Community outreach and communication were also a big topic of discussion for the group. Some ideas included improving the borough’s website, creating welcome baskets for new residences and businesses, connecting with the Swissvale Rotary Club and getting local shops and services more involved with community events like Community Day.
“I think it’s just a matter of coming up with all the creative ideas and putting them on the table and decided what works and what doesn’t,” said Dr. Michael Yue of Hope Chiropractic on 2000 Waverly Ave. Yue stressed the importance of engaging both the young and old with projects like the welcome baskets for the elderly and online communication for the youth.
At future EDAC meetings, Rapp hopes to turn ideas into results to help the community.
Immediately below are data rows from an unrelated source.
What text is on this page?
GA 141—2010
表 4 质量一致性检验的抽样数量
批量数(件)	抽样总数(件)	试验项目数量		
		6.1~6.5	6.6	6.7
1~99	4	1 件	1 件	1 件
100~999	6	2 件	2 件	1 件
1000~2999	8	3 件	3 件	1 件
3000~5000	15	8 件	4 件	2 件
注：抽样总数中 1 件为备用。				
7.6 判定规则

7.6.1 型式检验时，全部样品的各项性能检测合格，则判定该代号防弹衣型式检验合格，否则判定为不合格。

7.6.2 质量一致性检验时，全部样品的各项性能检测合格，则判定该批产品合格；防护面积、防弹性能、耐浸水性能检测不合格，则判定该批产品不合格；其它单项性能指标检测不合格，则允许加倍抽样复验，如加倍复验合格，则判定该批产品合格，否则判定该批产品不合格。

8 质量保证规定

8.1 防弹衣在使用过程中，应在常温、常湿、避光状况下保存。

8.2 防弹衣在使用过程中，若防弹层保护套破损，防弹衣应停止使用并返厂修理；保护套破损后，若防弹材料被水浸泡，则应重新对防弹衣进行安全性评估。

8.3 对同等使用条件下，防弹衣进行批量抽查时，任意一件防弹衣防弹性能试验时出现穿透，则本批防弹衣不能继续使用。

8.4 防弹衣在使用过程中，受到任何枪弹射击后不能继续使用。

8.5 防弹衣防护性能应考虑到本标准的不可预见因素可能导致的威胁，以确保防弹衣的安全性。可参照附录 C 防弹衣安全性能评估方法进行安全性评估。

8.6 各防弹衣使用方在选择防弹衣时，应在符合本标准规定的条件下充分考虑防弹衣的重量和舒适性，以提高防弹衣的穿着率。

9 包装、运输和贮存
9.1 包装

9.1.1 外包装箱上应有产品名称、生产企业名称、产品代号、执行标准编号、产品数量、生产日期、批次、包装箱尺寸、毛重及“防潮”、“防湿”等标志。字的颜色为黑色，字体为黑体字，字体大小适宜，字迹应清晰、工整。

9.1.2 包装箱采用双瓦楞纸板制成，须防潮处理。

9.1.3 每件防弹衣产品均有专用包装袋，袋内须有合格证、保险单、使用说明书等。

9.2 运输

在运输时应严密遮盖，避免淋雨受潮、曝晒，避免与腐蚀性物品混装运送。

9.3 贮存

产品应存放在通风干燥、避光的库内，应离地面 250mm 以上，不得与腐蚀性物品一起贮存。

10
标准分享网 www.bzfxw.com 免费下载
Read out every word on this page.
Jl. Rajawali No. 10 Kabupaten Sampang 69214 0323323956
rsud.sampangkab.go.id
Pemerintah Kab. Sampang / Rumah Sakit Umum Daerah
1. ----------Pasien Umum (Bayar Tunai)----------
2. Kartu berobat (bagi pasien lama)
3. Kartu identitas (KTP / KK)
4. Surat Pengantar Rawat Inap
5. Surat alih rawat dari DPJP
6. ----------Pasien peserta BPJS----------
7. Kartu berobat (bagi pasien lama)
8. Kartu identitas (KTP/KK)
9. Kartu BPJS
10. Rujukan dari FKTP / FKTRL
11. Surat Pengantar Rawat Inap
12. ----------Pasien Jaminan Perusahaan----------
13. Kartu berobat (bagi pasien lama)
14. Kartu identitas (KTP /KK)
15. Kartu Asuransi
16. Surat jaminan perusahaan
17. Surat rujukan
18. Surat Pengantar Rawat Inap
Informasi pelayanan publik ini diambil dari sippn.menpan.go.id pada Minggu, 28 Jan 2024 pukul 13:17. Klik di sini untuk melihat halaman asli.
Reddy expressed that the lack of results was what she had heard had been the downfall of the previous EDAC group.
“I want to start to identify several tangible projects that we or a few people could do and kind of put something together,” Rapp said. Once this happens, Rapp hopes that it will increase Swissvale’s business district and attract outsiders.
A future construction project on the Kenmawr Bridge that connects Rankin and Swissvale could be the new revitalized business district’s chance for a new first impression to outsiders. A possible construction detour would lead commuters straight through Swissvale.
“The idea of diverted traffic to get exposure is something that’s out there and is a possibility. In some ways maybe we can think about it as a goal. If that traffic was diverted there now what would their reactions be? You want people to say ‘I want to come back’ there rather than ‘I never want to go back there again’,” Rapp said.
While the date is still up in the air for the bridge’s renovation and the project is on the back burner, the prospect provides hope.